Cuaca Ekstrem Masih Mengancam, Kita Harus Peduli

JAKARTA - Berita penundaan pemilu 2024, invasi Rusia, pandemi COVID-19, dan ajang MotoGP telah meramaikan informasi seharian kita. Semua itu membuat isu cuaca menjadi bukanlah prioritas.

Namun ketika hendak keluar rumah, hal yang paling sering kita amati adalah kondisi cuaca. Dan untuk mendapatkan informasi prakiraan cuaca, kita tidak bisa selamanya memantau kondisi langit. Untuk mendapatkan informasi prakiraan cuaca lebih baik kita melihat prediksi  Badan Meteorologi, Klimatologi, dan Geofisika (BMKG).

BMKG adalah lembaga yang menginfokan prakiraan cuaca setiap hari. Walau disebut sebagai prakiran yang sifatnya prediksi, tentu tidak 100 persen akurat. Namun prediksi BMKG tetap penting dan bermanfaat sebagai panduan kita beraktivitas.

Jika BMKG menginfokan tentang peningkatan ekstremitas cuaca berarti bukan informasi biasa. Itu sebagai peringatan agar kita cermat dan waspada dalam mempersiapkan diri, karena terkait potensi bencana hidrometeorologi.

Tanah longsor sebagai akibat cuaca ekstrem.(Foto: BNPB)

Dikutip dari laman BMKG, koordinator di BMKG, Supari, menyebutkan, indeks ENSO (El Nino Southern Oscillation) saat ini minus 0,8. Ini indikator bahwa La Nina, yang dikaitkan dengan curah hujan, masih ada meskipun sudah lemah.
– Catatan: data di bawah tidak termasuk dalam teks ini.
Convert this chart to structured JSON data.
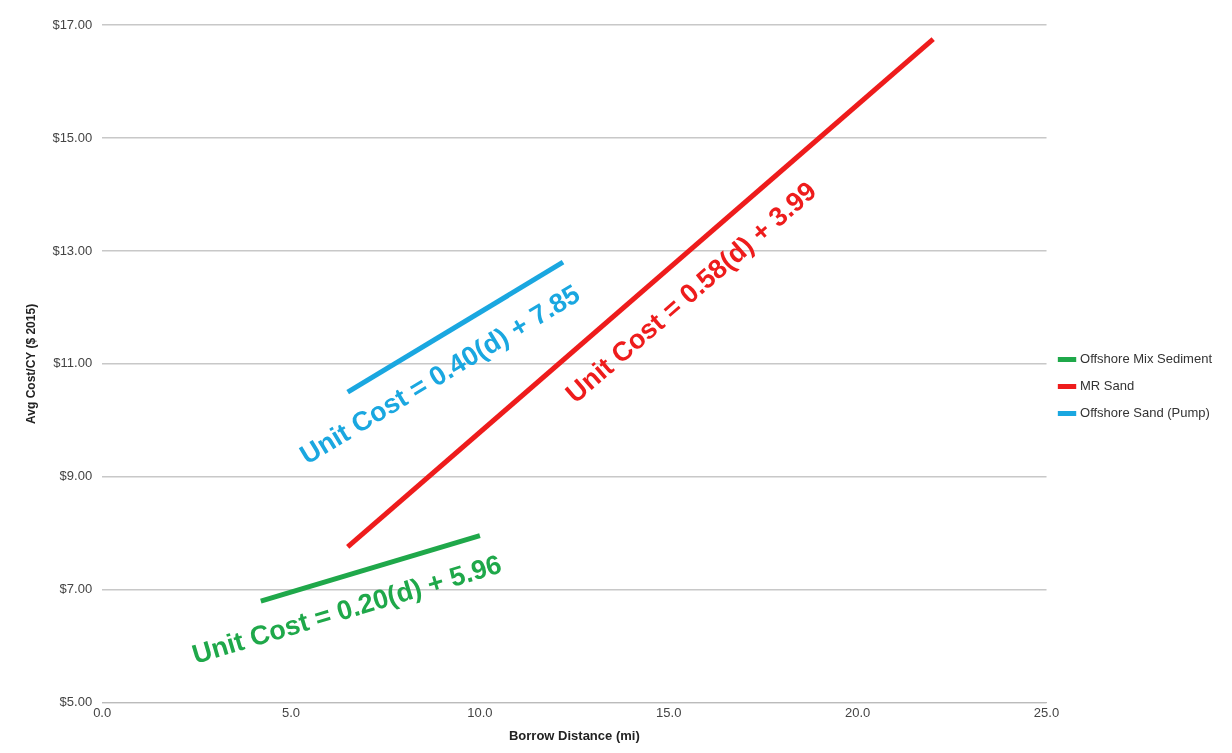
{
  "chart_data": {
    "type": "line",
    "xlabel": "Borrow Distance (mi)",
    "ylabel": "Avg Cost/CY ($ 2015)",
    "xlim": [
      0,
      25
    ],
    "xticks": [
      {
        "value": 0,
        "label": "0.0"
      },
      {
        "value": 5,
        "label": "5.0"
      },
      {
        "value": 10,
        "label": "10.0"
      },
      {
        "value": 15,
        "label": "15.0"
      },
      {
        "value": 20,
        "label": "20.0"
      },
      {
        "value": 25,
        "label": "25.0"
      }
    ],
    "ylim": [
      5,
      17
    ],
    "yticks": [
      {
        "value": 5,
        "label": "$5.00"
      },
      {
        "value": 7,
        "label": "$7.00"
      },
      {
        "value": 9,
        "label": "$9.00"
      },
      {
        "value": 11,
        "label": "$11.00"
      },
      {
        "value": 13,
        "label": "$13.00"
      },
      {
        "value": 15,
        "label": "$15.00"
      },
      {
        "value": 17,
        "label": "$17.00"
      }
    ],
    "grid": "y",
    "legend": "right",
    "marker": "none",
    "line_style": "solid",
    "series": [
      {
        "name": "Offshore Mix Sediment",
        "color": "#1fa84a",
        "x": [
          4.2,
          10.0
        ],
        "values": [
          6.8,
          7.96
        ]
      },
      {
        "name": "MR Sand",
        "color": "#ee1c1c",
        "x": [
          6.5,
          22.0
        ],
        "values": [
          7.76,
          16.75
        ]
      },
      {
        "name": "Offshore Sand (Pump)",
        "color": "#1aa7e0",
        "x": [
          6.5,
          12.2
        ],
        "values": [
          10.5,
          12.8
        ]
      }
    ],
    "annotations": [
      "Unit Cost = 0.20(d) + 5.96",
      "Unit Cost = 0.58(d) + 3.99",
      "Unit Cost = 0.40(d) + 7.85"
    ]
  }
}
Indeks ENSO akan berangsur netral pada April 2022. Berarti kita harus waspada menghadapi curah hujan hingga sebulan mendatang.  Hujan dengan intensitas di atas 100 milimeter per hari masih berpeluang terjadi hingga Mei 2022. Hujan di bawah 100 mm per hari diperkirakan akan terjadi di sebagian besar wilayah Indonesia setelah kita memasuki Juni 2022.

Untuk Maret 2022, wilayah di Sumatera Selatan, Lampung, sebagian Jawa Barat, Jawa Tengah, Jawa Timur, Nusa Tenggara Barat (NTB), Kalimantan Utara, Kalimantan Timur, Sulawesi Selatan, dan Papua diperkirakan masih mengalami curah hujan tinggi.

Yun Kyung-sook dan timnya dari Universitas Nasional Pusan, Korea Selatan, dalam jurnal penelitian yang diterbitkan di Communications Earth and Environment pada Februari 2021 menyebutkan, ke depan skala ENSO akan kian ekstrem. Ini memicu perbedaan cuaca yang lebih ekstrem. Menurut Yun dan tim, curah hujan lebat di daerah tropis biasanya dikaitkan dengan banyak awan tebal dan petir.

”Model iklim kami memprediksi bahwa perbedaan antara curah hujan tropis terkait El Nino dan La Nina akan meningkat selama 80 tahun ke depan, meskipun perbedaan suhu antara El Nino dan La Nia mungkin hanya sedikit berubah sebagai respons terhadap pemanasan global,” tulis mereka.

Banjir di Jakarta. (Foto: ANTARA)

Cuaca ekstrem telah memicu bencana banjir, dan kebakaran hutan dengan frekuensi semakin tinggi dan skala semakin besar.

Jumlah bencana yang terkait cuaca di Indonesia terus meningkat. Berdasarkan data Badan Nasional Penanggulangan Bencana (BNPB), frekuensi puting beliung meningkat hingga 3,5 kali dalam 10 tahun terakhir. Pada tahun 2011 puting beliung yang melanda wilayah Indonesia sebanyak 441 kali, pada tahun 2016 menjadi 663 kali dan pada tahun 2021 menjadi 1577 kali.

Cuaca dan suhu ekstrem selain mengancam nyawa, juga mengancam sumber pangan, baik di daratan maupun lautan. Suhu yang semakin tinggi dan hujan yang kian tak menentu telah menurunkan produktivitas tanaman.  Sementara di laut, terumbu karang tropis yang menjadi rumah bagi beragam spesies ikan yang pasti tidak akan bertahan jika suhu lautan terus meningkat.

Berita tentang peningkatan ekstremitas cuaca bukanlah informasi biasa, dalam semangat  terus mengingatkan, agar kita kian cermat dan waspada dalam mempersiapkan diri untuk menghadapi konsekuensi dari cuaca ekstrem.